In 1959 tension arose between Chinese Inner Manchuria and Russian Outer Manchuria over the interpretation of the treaties of Aigun and Peking. This was as much an attempt to undo European colonialism as an ideological split between Mao Zedong and Nikita Khrushchev. In 1969, tensions led to considerable loss of human lives in an open military conflict for control of the Damansky Island.

In 2004, Russia agreed to transfer Yinlong Island as well as one half of Heixiazi Island (zh:黑瞎子岛) to China, ending a long-standing border dispute between Russia and China. Both islands are found at the confluence of the Amur and Ussuri Rivers, and were until then administered by Russia and claimed by China. The event was meant to foster feelings of reconciliation and cooperation between the two countries by their leaders, but it has also sparked different degrees of discontents on both sides. Russians, especially Cossack farmers of Khabarovsk who would lose their plowlands on the islands, were unhappy about the apparent loss of territory. The transfer has been ratified by both the Chinese National People's Congress and the Russian State Duma, but has yet to be carried out to date.


Outer Manchuria is regarded by some Manchu, and for that matter Han Chinese, as territory that was unfairly taken away. However, outstanding boundary issues between China and Russia have been officially settled and relations are cordial. Article 6 of the 2001 Sino-Russian Treaty of Friendship provides that the contracting parties, the People's Republic of China and the Russian Federation, have no territorial claims. One concern of Russia are large numbers of Chinese immigrants pouring into relatively empty Outer Manchuria from crowded Inner Manchuria.

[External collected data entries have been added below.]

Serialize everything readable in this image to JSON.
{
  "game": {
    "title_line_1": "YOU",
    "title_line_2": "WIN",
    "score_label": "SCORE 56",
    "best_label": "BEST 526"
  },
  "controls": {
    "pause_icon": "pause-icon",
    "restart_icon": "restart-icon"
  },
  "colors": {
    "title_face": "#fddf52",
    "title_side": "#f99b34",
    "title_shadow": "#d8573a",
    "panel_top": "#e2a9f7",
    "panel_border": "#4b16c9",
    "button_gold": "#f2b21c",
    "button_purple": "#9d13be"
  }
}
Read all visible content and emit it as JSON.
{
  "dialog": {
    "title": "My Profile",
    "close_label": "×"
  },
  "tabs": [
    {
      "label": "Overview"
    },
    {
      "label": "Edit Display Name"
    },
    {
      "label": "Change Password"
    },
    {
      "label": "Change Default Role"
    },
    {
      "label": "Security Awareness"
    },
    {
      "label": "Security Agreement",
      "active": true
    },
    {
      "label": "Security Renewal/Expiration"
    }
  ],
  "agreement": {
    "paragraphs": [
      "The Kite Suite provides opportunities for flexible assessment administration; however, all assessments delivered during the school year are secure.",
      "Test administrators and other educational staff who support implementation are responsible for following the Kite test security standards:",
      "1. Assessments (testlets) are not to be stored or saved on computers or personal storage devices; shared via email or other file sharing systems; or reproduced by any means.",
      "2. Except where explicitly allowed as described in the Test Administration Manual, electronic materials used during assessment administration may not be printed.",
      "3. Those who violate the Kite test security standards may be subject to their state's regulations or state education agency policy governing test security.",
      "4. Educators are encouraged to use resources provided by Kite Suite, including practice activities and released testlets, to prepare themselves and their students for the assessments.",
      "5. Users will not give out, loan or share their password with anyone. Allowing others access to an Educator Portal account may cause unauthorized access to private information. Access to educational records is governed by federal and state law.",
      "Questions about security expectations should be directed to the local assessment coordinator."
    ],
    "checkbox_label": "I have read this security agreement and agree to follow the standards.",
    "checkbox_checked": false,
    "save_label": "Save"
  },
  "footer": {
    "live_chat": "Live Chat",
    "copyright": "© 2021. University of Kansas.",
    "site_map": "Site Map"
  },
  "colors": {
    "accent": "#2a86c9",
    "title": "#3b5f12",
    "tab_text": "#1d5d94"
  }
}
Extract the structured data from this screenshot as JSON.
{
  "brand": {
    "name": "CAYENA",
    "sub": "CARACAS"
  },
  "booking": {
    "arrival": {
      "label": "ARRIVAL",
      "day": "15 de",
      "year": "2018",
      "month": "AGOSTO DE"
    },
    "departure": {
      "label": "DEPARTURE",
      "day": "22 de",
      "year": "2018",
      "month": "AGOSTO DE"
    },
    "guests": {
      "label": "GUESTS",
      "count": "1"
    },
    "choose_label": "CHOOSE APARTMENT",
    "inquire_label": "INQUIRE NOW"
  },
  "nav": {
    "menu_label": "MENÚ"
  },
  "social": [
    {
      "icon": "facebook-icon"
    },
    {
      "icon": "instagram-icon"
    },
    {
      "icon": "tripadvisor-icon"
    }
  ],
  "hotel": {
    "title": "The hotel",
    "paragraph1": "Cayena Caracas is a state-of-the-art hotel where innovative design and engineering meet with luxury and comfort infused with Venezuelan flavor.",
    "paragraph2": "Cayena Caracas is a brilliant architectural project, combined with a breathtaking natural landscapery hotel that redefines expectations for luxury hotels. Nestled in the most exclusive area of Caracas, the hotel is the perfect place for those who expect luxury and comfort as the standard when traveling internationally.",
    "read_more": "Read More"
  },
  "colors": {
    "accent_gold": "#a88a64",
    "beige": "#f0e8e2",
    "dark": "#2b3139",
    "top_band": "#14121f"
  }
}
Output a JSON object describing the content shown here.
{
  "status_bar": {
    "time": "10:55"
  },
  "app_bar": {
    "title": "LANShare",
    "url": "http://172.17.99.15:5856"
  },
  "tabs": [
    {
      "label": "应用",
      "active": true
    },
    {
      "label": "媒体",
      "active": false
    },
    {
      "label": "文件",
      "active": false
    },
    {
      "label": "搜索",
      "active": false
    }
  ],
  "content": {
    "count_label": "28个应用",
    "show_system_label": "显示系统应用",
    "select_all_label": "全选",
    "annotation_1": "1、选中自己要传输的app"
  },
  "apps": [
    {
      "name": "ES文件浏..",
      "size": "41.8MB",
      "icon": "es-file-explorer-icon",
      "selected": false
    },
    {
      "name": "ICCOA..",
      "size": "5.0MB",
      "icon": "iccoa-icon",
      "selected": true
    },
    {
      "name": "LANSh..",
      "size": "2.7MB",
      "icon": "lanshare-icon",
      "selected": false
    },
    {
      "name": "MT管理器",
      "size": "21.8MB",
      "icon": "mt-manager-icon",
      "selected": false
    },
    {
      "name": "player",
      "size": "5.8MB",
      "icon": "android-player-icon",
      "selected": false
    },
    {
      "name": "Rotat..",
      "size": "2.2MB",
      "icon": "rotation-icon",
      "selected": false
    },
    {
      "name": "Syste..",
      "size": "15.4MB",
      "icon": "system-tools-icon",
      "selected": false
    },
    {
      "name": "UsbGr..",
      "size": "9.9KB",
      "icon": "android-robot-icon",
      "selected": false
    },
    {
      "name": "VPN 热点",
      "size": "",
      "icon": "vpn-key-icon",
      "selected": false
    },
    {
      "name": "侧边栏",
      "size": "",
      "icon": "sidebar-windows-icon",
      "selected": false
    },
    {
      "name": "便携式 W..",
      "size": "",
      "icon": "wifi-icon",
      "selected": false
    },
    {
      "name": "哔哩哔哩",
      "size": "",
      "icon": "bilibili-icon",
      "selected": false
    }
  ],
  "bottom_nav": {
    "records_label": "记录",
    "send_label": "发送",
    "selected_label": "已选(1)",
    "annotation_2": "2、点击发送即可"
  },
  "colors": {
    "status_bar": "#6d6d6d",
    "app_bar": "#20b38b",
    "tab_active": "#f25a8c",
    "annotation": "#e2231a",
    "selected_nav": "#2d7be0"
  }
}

As the Republic of China now based in Taiwan has never recognized the People's Republic of China or its border treaties with other countries, some Chinese maps published in Taiwan still consider the entire Heixiazi Island and the Sixty-Four Villages East of the Heilongjiang River to be Chinese territories, although these maps do show Outer Manchuria, sometimes called "lost territories in the Northeast (China)" (東北失地), to be Russian territory.